Aller au contenu

Page:Revue des Deux Mondes - 1880 - tome 40.djvu/607

La bibliothèque libre.
Le texte de cette page a été corrigé et est conforme au fac-similé.


Ce samedi soir.
Ma chère maman,

J’ai besoin de vous écrire ; mon cœur est resserré ; je suis triste, et dans cette vaste maison qui renfermoit il y a si peu de tems tout ce qui m’étoit cher, où se bornoit mon univers et mon avenir, je ne vois plus qu’un désert. Je me suis aperçue pour la première fois que cet espace étoit trop grand pour moi, et j’ai couru dans ma petite chambre pour que ma vue put contenir au moins le vuide qui m’environnoit. Cette absence momentanée m’a fait trembler sur ma destinée. Vous trouvez en vous même, ma chère maman, des consolations sans nombre, mais je ne trouve en moi que vous ; voilà ma raison, mon courage et je sens que vos leçons m’ont apprises à vous regarder comme la vertu même que vous m’enseigniez. Heureux cent fois si l’on ne devoit suivre que les exemples de ceux qu’on aime, mais aurait-on chéri la vertu si vous aviez été vicieuse. Je maudis ce bal et tous mes goûts frivoles, je me suis bien trompé lorsque j’ai cru que je m’y amuserois ; avois-je donc pensé que loin de vous j’aurois les mêmes yeux.

Je suis avec respect, ma chère maman,
la plus tendre des filles,
Necker.


Ma chère maman,

Depuis que nous vous avons quittés j’ai été aussi heureuse qu’il est possible de l’être loin de vous. C’est un bonheur bien restraint cependant. Si quelque chose peut remplir un peu ce grand vuide dans mon cœur, c’est lorsque un autre sentiment bien moins fort (la comparaison seroit déraisonnable), vient me rappeler avec douceur combien je vous aime. C’est l’effet que produit sur moi toute la tendresse dont je suis susceptible pour les autres ; je la rapporte à vous comme un larcin que je vous fais, n’ayant pas assez de tout moi même pour vous adorer ainsi que papa.

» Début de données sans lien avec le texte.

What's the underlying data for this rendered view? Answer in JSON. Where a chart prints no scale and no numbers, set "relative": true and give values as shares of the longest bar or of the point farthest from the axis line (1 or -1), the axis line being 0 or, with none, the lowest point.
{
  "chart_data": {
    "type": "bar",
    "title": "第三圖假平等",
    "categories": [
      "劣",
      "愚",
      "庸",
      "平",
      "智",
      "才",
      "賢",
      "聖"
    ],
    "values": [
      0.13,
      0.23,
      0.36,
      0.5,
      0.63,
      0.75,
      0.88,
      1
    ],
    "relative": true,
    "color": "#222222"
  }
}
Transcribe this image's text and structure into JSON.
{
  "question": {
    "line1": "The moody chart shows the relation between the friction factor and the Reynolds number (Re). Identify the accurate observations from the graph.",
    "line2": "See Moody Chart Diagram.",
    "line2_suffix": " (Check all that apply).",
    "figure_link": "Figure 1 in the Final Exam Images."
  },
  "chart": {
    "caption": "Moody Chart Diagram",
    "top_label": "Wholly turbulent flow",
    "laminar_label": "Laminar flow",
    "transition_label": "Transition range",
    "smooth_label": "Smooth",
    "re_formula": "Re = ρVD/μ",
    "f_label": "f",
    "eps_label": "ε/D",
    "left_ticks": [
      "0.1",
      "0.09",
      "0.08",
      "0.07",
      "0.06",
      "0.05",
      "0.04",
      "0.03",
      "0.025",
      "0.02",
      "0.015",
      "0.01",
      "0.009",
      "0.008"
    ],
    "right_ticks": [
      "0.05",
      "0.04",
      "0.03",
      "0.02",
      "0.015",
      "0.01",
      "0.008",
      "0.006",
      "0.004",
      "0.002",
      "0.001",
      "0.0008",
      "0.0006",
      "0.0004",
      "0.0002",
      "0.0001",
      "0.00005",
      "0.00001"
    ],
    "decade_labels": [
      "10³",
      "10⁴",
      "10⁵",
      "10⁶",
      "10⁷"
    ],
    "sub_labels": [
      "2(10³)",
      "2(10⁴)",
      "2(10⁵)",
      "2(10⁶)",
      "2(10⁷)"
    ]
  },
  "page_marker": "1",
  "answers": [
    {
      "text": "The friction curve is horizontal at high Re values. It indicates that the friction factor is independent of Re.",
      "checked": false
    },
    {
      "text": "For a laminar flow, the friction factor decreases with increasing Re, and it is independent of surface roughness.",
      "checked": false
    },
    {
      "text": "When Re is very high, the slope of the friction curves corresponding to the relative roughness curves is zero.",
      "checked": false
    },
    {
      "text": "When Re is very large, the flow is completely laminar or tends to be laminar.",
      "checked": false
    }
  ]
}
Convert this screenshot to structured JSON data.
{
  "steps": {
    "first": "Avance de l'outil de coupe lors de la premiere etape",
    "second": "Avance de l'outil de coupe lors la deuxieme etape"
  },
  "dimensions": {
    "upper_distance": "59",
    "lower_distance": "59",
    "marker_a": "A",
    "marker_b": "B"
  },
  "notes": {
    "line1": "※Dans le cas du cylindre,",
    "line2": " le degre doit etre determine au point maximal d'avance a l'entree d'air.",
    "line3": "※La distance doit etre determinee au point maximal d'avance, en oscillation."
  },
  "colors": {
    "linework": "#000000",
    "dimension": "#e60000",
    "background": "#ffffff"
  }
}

Mlle Huber[1] est arrivée hier au soir, comme vous voyez, ma chère maman, et restera avec moi jusqu’à demain. Samedi est encore bien loin pour ne pas vous voir jusqu’à ce terme. Je ne vous parle sans cesse que de votre absence ; pardonnez ; vous voulez que je vous dise tout ce que je pense. Loin de vous le chagrin de ne pas vous voir m’occupe

  1. Mlle Huber, depuis Mme Rilliet, cousine et amie d’enfance de Mme de Staël, a laissé de ses relations d’enfance avec elle un intéressant journal auquel Mme Necker de Saussure a fait quelques emprunts.